While we're at it, I'll share with you lucky few an experience I have had at the weekend.
On Saturday I went to a wedding celebration. The wedding proper had taken place in Sydney, Australia, however the groom's mother wanted to have a English 'do' too. It took place at Maidenhead rowing club. The bride and groom were set to arrive on a ferry from the Hotel where they were staying, across on the other side of the river. As they were spotted coming downstrean, we all assembled on the balcony, ready to welcome them onto the other bank. Halfway across the river they started to drift. The groom looked to consult with the boat's captain. He shouted that they had run out of petrol.
The current took them and the company went back to the bar to wait.
They landed a way downstream and came back in full regalia on foot.
Then it was more drinks, buffet, speeches and then dancing. The Groom briefly came and sat next to me and we watched the flailing around that was going on on the floor. I thought it a good time to 'get my Hugh Grant on'. I asked whether amongst the girls there were any possibles.
He warmed to the thought. He told me that he had been tee-ing me up with a sister of a friend. He pointed her out - a female form doing a frighteningly vigorous dance just in front of us. She looked out of my league so despite the Groom protesting his approach work, I demurred. I am acutely attuned to the whiff of the snub.
By the end of the evenign I had managed to mess myself up, somewhat.
The next day at the celebration's Post-Mortem was a barbeque around at the Groom's Mum's house. When we arrived there was much consternation that the rest of the party were so broken that they weren't going to show.
'Very rude', opined the (my) mother.
For me the lunchtime wine had a reviving effect. I settled into listening to the low drone of the elderly relatives.
Suddenly a calvacade approached. Amongst the newcomers there was the dancing lady of the night previous. On seeing her arrival and shielding the gesture in his lap, the Groom gave me a double thumbs up.
The afternoon drew on and I thought I ought at least to have a go by chatting to the Target. I muscled in on a conversation she was having about yoga. She was a part-time instructor.
'It is all about acceptance, patience and what's the other one? Erm .. It's all about acceptance, patience and the other one. That is what I tell my students. You can't expect to do it without that'.
She put out her arm and made a gesture like that of a magician pulling a card out of thin air. I watched as her hand fanned open and then closed. She finished the movement with a click of her fingers.
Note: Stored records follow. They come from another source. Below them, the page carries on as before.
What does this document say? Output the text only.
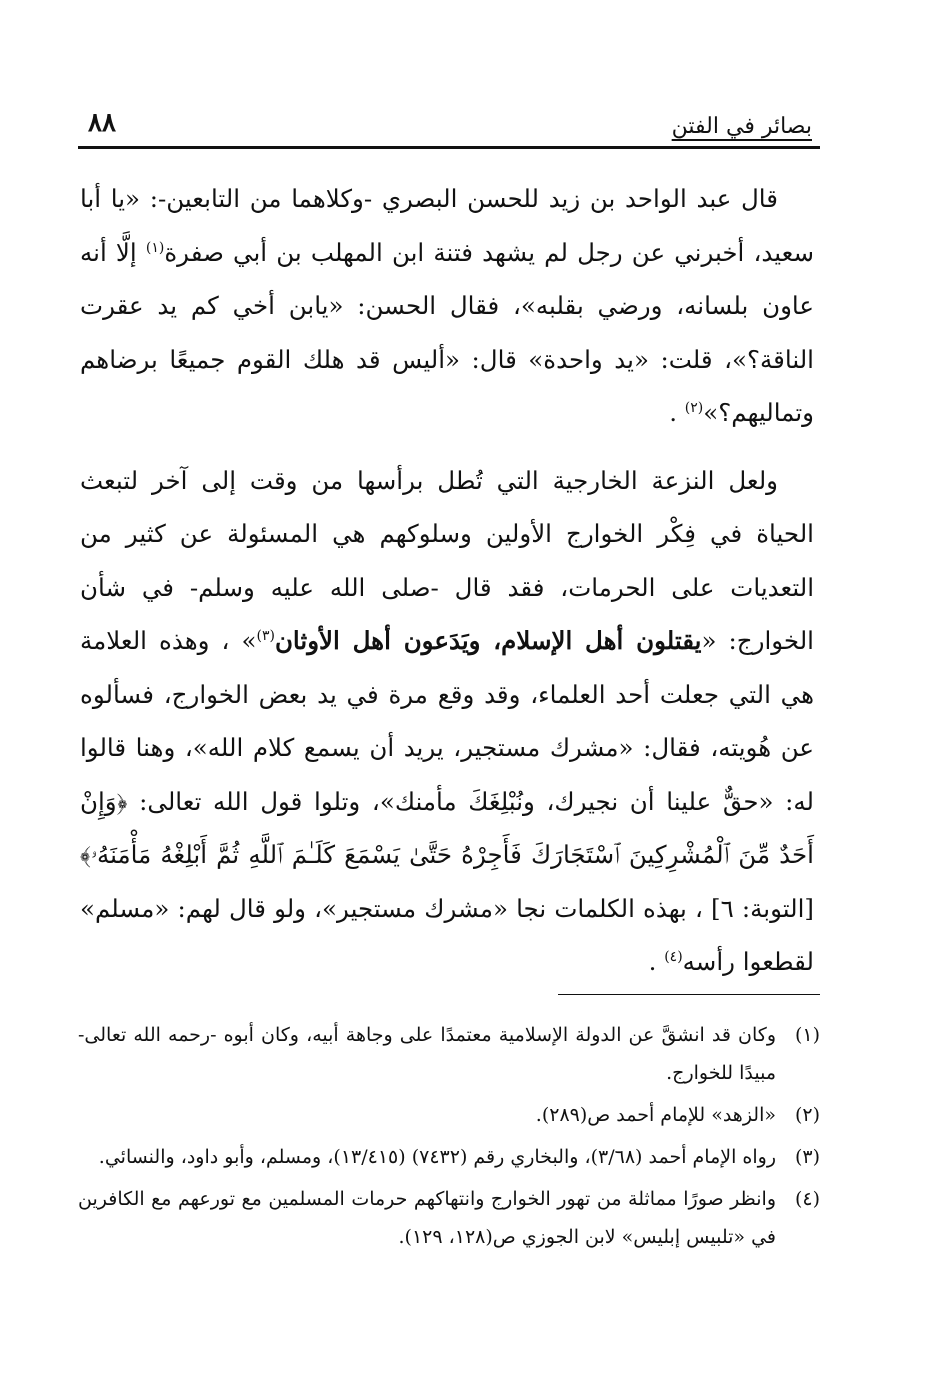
٨٨	بصائر في الفتن

قال عبد الواحد بن زيد للحسن البصري -وكلاهما من التابعين-: «يا أبا سعيد، أخبرني عن رجل لم يشهد فتنة ابن المهلب بن أبي صفرة$^{(١)}$ إلَّا أنه عاون بلسانه، ورضي بقلبه»، فقال الحسن: «يابن أخي كم يد عقرت الناقة؟»، قلت: «يد واحدة» قال: «أليس قد هلك القوم جميعًا برضاهم وتماليهم؟»$^{(٢)}$ .

ولعل النزعة الخارجية التي تُطل برأسها من وقت إلى آخر لتبعث الحياة في فِكْر الخوارج الأولين وسلوكهم هي المسئولة عن كثير من التعديات على الحرمات، فقد قال -صلى الله عليه وسلم- في شأن الخوارج: «يقتلون أهل الإسلام، ويَدَعون أهل الأوثان$^{(٣)}$» ، وهذه العلامة هي التي جعلت أحد العلماء، وقد وقع مرة في يد بعض الخوارج، فسألوه عن هُويته، فقال: «مشرك مستجير، يريد أن يسمع كلام الله»، وهنا قالوا له: «حقٌّ علينا أن نجيرك، ونُبْلِغَكَ مأمنك»، وتلوا قول الله تعالى: ﴿وَإِنْ أَحَدٌ مِّنَ ٱلْمُشْرِكِينَ ٱسْتَجَارَكَ فَأَجِرْهُ حَتَّىٰ يَسْمَعَ كَلَـٰمَ ٱللَّهِ ثُمَّ أَبْلِغْهُ مَأْمَنَهُۥ﴾ [التوبة: ٦] ، بهذه الكلمات نجا «مشرك مستجير»، ولو قال لهم: «مسلم» لقطعوا رأسه$^{(٤)}$ .

(١)
وكان قد انشقَّ عن الدولة الإسلامية معتمدًا على وجاهة أبيه، وكان أبوه -رحمه الله تعالى- مبيدًا للخوارج.
(٢)
«الزهد» للإمام أحمد ص(٢٨٩).
(٣)
رواه الإمام أحمد (٣/٦٨)، والبخاري رقم (٧٤٣٢) (١٣/٤١٥)، ومسلم، وأبو داود، والنسائي.
(٤)
وانظر صورًا مماثلة من تهور الخوارج وانتهاكهم حرمات المسلمين مع تورعهم مع الكافرين في «تلبيس إبليس» لابن الجوزي ص(١٢٨، ١٢٩).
'At the beginning it is physical but then it becomes something else', she added.
'Spiritual?' I hazarded.
'Spiritual. That's it. I am off to see the Saddus in India.'
She made another snakey hand gesture, this time without the click.
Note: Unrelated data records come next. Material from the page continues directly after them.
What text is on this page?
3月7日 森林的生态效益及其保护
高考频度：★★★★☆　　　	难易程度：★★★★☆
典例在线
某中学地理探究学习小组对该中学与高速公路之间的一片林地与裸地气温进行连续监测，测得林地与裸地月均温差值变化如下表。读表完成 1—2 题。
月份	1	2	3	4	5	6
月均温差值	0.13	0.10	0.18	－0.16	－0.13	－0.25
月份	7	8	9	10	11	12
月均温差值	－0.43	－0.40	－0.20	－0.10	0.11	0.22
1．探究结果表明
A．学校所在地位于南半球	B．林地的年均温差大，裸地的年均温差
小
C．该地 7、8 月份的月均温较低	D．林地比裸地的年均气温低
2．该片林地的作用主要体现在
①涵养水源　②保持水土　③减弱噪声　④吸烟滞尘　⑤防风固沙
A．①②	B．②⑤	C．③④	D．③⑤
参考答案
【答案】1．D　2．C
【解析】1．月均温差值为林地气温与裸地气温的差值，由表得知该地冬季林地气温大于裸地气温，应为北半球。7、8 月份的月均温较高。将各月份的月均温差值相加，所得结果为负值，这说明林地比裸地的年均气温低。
I decided the time had come to shoot myself in the foot. Aim and ....
'I can't get on with it,' I said, 'I can't even sit cross-legged. My body is too long and my legs are too short. With that and the muscle bulk, there's not much hope'.
As her attention waned, I limped off.
As it came around to home time, I was standing with the Bride and Groom. The Sort approached. There was a flurry of 'lovely time's. Then to take her leave she double mwah-ed the Bride and doubled mwah-ed the Groom. And then she turned to me.
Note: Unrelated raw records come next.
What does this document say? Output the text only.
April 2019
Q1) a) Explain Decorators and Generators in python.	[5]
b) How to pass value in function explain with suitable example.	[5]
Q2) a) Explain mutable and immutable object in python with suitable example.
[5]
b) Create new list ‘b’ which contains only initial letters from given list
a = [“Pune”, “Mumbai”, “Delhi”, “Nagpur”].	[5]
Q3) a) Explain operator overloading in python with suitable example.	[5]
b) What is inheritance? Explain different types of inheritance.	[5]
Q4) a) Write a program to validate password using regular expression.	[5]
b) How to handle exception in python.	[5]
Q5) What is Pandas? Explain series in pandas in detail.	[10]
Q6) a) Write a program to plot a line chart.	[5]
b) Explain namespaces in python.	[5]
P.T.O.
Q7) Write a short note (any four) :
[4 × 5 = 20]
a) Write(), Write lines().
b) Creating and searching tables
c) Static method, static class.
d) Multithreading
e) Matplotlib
I don't think my moving forward for a mwah was that noticeable. I mean, I pulled back almost as soon as I saw her hand shoot out. I got my own hand out in reasonable time but the ensuing handshake was no better than improvised. This over, she moved back so fast that she ended up making a semi-curtsey.
The Groom bellowed with laughter.
'But I don't even know him', protested the Sort.
More laughter.
'Don't worry', I said cryptically ... as if she were worried at all, 'I didn't know what to do either'.
She smiled weakly, thinly, and then left.